Indefinite Integration : Simple Problems

In this blog, few simple problems on indefinite integration have been solved. All you need to know is the basic formulas for integration (the opposite of differentiation) and the algebra of integration of functions, i.e. how to integrate the addition and subtraction of 2 functions and the integration of simple composite functions of the form $f(ax+b)$.

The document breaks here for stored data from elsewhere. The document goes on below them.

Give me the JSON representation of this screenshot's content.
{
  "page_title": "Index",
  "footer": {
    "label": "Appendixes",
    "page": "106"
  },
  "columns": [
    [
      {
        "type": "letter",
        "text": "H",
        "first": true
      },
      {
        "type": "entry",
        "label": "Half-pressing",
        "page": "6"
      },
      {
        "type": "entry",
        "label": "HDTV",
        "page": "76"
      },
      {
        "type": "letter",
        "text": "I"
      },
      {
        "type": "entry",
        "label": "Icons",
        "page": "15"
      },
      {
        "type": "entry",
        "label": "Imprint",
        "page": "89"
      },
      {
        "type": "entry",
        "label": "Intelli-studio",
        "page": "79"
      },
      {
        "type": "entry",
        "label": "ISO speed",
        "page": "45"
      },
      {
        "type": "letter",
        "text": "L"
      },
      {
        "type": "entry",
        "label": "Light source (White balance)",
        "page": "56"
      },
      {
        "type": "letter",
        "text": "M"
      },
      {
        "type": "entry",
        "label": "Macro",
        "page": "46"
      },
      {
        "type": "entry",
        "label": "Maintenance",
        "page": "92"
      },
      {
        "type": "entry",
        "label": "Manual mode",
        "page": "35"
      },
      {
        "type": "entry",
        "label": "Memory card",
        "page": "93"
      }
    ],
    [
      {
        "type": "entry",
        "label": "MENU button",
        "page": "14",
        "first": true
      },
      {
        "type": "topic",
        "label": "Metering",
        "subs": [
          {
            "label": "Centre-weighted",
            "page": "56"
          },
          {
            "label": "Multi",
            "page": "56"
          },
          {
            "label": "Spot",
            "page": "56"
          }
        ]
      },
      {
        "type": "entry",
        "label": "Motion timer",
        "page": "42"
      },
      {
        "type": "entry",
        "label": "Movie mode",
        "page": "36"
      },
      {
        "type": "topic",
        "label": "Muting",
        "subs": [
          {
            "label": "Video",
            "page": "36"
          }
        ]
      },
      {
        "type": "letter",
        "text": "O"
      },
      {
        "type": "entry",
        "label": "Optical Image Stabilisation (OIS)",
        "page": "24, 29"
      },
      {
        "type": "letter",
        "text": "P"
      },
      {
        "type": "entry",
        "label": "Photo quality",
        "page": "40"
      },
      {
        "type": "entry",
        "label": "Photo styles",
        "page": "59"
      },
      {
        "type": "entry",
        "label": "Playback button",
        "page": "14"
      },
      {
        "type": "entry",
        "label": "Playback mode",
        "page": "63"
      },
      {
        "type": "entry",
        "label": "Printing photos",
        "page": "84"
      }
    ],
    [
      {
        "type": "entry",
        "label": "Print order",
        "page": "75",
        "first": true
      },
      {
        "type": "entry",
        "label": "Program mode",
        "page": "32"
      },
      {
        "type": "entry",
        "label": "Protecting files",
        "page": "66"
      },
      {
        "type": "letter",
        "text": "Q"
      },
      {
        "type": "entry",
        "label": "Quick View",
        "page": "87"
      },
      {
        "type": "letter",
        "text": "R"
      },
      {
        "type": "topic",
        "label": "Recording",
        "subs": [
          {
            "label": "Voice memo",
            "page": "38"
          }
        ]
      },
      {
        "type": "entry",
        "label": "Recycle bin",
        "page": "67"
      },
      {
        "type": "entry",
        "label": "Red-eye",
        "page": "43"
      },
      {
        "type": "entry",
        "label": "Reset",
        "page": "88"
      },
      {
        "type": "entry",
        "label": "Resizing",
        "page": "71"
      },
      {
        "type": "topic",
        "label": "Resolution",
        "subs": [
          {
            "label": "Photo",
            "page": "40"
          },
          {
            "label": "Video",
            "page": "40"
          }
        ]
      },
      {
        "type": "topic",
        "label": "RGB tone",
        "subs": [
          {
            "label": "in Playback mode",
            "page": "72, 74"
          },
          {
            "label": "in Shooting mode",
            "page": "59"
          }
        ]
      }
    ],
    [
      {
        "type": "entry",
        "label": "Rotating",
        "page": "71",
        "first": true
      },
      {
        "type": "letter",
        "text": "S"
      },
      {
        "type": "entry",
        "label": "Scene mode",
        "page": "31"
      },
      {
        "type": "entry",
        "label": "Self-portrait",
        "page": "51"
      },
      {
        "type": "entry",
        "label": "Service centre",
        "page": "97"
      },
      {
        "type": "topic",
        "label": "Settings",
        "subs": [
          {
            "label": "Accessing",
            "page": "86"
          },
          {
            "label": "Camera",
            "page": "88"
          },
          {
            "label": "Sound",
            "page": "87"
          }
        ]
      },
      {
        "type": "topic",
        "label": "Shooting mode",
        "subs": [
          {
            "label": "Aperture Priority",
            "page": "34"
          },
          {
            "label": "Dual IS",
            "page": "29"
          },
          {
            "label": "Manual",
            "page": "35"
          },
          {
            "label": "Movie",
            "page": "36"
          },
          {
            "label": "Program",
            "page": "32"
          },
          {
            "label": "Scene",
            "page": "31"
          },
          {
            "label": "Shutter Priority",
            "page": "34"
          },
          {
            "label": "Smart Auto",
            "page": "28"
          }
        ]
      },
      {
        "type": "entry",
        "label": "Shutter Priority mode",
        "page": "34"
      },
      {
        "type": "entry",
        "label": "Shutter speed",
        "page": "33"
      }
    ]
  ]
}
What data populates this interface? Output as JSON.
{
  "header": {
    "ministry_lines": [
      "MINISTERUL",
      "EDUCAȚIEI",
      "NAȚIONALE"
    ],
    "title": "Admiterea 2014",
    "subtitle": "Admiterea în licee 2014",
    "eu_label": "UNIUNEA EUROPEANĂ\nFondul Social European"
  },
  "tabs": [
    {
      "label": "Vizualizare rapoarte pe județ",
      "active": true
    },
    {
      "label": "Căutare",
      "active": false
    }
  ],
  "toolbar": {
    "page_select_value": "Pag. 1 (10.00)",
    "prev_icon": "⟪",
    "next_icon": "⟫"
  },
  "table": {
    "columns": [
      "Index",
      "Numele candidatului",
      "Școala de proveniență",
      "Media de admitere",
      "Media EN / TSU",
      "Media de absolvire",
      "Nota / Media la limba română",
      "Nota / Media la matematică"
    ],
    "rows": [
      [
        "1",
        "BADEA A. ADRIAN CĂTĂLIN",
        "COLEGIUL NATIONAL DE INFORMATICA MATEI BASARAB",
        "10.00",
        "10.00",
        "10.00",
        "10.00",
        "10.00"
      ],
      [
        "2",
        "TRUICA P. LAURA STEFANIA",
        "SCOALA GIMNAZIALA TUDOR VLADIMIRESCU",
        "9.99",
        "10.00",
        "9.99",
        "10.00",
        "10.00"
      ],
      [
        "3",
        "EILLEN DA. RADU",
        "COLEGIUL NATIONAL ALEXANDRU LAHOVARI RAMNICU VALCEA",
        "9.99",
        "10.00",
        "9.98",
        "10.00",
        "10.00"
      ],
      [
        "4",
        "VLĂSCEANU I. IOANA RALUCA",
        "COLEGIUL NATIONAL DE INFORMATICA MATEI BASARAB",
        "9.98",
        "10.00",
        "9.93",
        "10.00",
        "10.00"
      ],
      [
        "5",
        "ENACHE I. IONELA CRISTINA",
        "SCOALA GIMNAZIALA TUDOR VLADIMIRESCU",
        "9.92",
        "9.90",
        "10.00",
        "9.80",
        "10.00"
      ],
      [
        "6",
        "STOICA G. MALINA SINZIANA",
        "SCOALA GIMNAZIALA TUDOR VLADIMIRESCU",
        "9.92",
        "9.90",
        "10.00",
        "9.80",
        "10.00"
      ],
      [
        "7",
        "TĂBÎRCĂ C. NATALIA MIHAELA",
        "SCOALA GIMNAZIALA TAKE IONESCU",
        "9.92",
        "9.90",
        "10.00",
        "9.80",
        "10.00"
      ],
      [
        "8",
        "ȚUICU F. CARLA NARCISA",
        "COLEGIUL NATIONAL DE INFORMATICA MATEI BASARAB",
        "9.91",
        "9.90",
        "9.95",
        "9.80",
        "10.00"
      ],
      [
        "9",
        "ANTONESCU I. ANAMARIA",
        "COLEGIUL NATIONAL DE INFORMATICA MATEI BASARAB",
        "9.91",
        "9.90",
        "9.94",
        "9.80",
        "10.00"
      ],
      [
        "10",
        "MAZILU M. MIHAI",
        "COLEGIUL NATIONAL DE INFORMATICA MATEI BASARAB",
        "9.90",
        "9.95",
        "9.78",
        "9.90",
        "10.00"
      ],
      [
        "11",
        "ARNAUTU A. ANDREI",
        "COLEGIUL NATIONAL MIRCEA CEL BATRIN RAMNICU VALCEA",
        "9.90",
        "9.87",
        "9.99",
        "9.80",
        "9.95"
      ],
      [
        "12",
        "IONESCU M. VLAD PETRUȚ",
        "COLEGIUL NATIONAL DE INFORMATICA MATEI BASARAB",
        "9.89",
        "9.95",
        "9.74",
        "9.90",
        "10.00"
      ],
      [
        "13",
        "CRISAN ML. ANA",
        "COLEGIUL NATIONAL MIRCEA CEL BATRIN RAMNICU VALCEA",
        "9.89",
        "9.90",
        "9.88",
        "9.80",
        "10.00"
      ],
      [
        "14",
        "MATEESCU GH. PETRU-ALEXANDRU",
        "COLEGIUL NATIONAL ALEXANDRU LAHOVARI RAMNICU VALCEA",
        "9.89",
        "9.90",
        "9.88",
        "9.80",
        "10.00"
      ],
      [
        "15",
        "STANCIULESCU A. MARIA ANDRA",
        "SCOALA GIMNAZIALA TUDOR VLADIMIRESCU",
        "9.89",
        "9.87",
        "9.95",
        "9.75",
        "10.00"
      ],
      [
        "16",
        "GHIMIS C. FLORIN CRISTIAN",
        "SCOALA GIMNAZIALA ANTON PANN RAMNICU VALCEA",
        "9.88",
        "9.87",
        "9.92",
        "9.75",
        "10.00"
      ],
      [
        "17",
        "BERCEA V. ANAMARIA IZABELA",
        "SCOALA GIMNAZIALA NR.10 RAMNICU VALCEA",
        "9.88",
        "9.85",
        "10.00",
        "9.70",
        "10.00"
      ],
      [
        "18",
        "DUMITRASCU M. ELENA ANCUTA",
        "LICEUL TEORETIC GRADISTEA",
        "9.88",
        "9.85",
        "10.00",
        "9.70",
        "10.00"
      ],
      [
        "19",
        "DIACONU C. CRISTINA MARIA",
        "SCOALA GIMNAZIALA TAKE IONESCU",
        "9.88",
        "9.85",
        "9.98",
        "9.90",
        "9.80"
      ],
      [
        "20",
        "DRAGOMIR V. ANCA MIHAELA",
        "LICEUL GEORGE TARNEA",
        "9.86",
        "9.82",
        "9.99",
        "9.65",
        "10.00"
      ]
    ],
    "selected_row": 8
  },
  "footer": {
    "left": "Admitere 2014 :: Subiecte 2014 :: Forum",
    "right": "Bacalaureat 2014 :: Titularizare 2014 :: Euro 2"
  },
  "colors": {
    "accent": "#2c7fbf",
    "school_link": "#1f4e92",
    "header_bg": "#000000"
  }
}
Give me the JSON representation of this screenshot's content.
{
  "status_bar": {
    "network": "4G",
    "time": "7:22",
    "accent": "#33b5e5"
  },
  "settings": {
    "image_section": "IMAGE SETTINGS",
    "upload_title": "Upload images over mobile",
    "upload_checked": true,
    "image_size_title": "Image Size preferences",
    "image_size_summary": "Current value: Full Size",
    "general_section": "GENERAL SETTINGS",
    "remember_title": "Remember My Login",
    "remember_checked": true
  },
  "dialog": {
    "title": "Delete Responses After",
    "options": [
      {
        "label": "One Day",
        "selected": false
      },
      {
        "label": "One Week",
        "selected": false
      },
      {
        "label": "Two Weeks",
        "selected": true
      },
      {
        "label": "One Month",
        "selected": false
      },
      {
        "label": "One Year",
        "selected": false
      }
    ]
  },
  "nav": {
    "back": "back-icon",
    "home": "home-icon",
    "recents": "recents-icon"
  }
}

$\int 3sec^2(x) - \frac {4}{x} + \frac {1}{x \sqrt {x}} - 7 \ dx$

$= \int 3sec^2(x)dx - \int \frac {4}{x}dx + \int \frac {1}{x \sqrt {x}}dx - \int 7 dx$

$= 3 \int sec^2(x)dx - 4 \int \frac {1}{x} dx + \int x^{-3/2} dx - 7 \int 1 \ dx$

$= 3 tan(x) - 4 ln(x) + \frac {x^{- \frac {3}{2} +1 }}{- \frac {3}{2} + 1} - 7x + C$

${= 3 tan(x) - 4 ln(x) - \frac {2}{\sqrt {x}} - 7x + C}$

$\int \frac {1}{(7x-5)^3} - \frac {1}{\sqrt {5x-4}} \ dx$

$= \int (7x-5)^{-3}dx - \int (5x-4)^{-1/2} dx$

$= \frac {1}{7} \frac {(7x-5)^{-3+1}}{-3+1} - \frac {1}{5} \frac {(5x-4)^{- \frac {1}{2} + 1}}{- \frac 1 2 + 1} + C$

${= \frac {-1}{14} \frac {1}{(7x-5)^2} - \frac {2}{5} \sqrt {5x-4} + C}$

$\int \frac {1}{\sqrt {5x+3} - \sqrt {5x+1}} dx$

$= \int \frac {\sqrt {5x+3} + \sqrt {5x+1}}{5x+3 - (5x+1)} dx$

$= \int \frac {\sqrt {5x+3} + \sqrt {5x+1}}{2}$

$= \frac {1}{2} \int \sqrt {5x+3}dx + \frac {1}{2} \int \sqrt {5x+1} dx$

$= \frac {1}{2} \cdot \frac {1}{5} \cdot (5x+3)^{3/2} \cdot \frac {2}{3} + \frac {1}{2} \cdot \frac {1}{5} \cdot (5x+1)^{3/2} \cdot \frac {2}{3} + C$

${= \frac {(5x+3)^{3/2}}{15} + \frac {(5x+1)^{3/2}}{15} + C}$

$\int \frac {3x^2-2x+5}{x^{3/2}} dx$

$= \int \frac {3x^2}{x^{3/2}} dx - \frac {2x}{x^{3/2}} dx + \int \frac {5}{x^{3/2}} dx$

$= 3 \int x^{2 - \frac 3 2} dx - 2 \int x^{1 - \frac 3 2} dx + 5 \int x^{-3/2} dx$

$= 3 \int {x^{1/2}} dx - 2 \int x^{-1/2} dx + 5 \int x^{-3/2} dx$

${= 2 x^{3/2} - 4 \sqrt {x} - \frac {10}{\sqrt {x}} + C}$

1. Hey thanks Rohan! The crucial part in this problem is to rationalize the denominator of the integrand. So, you should multiply and divide by $\sqrt {5x+3} + \sqrt {5x+1}$, which is done in the very step. The radical sign goes when you square and $5x$ terms go. Hence $2$ in the denominator.